Spotlight: Angela Weddle
At the Intersection: Autistic Pride Chattanooga Honors Black History Month
Angela Weddle is a multidisciplinary artist whose work spans drawing, painting, digital media, and poetry. Diagnosed as an adult, she has become one of the most visible Black autistic artists in the United States, using her work to explore identity, perception, and the sensory world. Her art is bold, detailed, and deeply expressive — a visual language that reflects both autistic experience and Black creative lineage.
Weddle’s work has been featured in galleries, disability arts festivals, and community exhibitions across the country. She is also an educator and advocate, teaching workshops on neurodiversity, creativity, and the importance of accessible art spaces. Through her public speaking and writing, she challenges stereotypes about autistic communication and expands the conversation about what autistic artistry can look like.
Her presence in the art world matters. She creates work that refuses erasure, insists on visibility, and shows that autistic expression is not a limitation but a form of brilliance.
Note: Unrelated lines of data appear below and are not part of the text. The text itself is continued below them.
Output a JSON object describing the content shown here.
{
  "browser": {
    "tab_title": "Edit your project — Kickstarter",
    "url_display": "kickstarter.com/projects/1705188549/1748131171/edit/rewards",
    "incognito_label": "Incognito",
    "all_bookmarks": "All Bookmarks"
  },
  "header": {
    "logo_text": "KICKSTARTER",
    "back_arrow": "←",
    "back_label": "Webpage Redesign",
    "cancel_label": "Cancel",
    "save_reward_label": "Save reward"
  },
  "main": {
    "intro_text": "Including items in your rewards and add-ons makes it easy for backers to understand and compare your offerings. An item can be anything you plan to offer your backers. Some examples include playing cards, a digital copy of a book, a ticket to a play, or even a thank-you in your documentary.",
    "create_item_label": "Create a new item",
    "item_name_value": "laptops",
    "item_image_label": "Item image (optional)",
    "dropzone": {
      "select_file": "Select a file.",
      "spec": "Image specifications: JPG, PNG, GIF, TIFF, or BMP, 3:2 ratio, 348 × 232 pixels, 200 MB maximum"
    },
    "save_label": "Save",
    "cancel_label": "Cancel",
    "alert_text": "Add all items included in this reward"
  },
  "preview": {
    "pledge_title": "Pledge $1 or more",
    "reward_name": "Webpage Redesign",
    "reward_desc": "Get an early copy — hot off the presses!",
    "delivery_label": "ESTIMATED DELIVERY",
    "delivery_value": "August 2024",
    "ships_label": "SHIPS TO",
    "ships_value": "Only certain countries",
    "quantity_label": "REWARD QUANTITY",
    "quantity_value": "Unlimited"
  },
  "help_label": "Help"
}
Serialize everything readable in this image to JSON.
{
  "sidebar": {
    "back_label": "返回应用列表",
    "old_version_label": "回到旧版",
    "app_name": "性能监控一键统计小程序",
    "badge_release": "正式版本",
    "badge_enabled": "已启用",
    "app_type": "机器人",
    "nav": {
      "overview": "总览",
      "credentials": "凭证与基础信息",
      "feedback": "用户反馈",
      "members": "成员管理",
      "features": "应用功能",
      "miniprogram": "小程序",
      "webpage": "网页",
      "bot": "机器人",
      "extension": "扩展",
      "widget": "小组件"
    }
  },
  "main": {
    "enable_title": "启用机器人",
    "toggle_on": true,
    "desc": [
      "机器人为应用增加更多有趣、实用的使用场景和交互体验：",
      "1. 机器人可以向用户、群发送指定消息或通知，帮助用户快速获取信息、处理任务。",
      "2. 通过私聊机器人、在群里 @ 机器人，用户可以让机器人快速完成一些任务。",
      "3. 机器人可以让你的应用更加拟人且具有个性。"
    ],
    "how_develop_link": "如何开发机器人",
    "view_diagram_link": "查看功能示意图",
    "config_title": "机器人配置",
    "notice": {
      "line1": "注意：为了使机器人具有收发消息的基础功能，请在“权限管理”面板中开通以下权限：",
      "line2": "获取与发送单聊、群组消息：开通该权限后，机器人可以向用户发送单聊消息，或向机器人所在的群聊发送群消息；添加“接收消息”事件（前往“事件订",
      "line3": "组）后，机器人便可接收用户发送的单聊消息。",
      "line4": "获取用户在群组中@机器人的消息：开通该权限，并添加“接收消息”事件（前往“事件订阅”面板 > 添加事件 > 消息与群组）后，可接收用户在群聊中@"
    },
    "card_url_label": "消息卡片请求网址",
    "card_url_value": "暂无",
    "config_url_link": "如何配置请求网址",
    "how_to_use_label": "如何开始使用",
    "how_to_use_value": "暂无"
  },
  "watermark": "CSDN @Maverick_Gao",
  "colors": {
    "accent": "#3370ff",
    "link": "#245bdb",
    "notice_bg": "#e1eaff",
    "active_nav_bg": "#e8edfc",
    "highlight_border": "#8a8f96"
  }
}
What We Carry Forward at APC
From Angela Weddle, we learn that art is not decoration — it is testimony. Her work reminds us that autistic creativity is a form of knowledge, a way of documenting lived experience, and a tool for building community. At Autistic Pride Chattanooga, we carry that lesson into our own work by uplifting autistic artists, creating platforms for expression, and ensuring that our community spaces honor the full range of autistic communication.
Her example pushes us to keep making room for autistic voices that speak through color, texture, movement, and form. It challenges us to recognize art as a vital part of autistic culture and to support the creators who make that culture visible.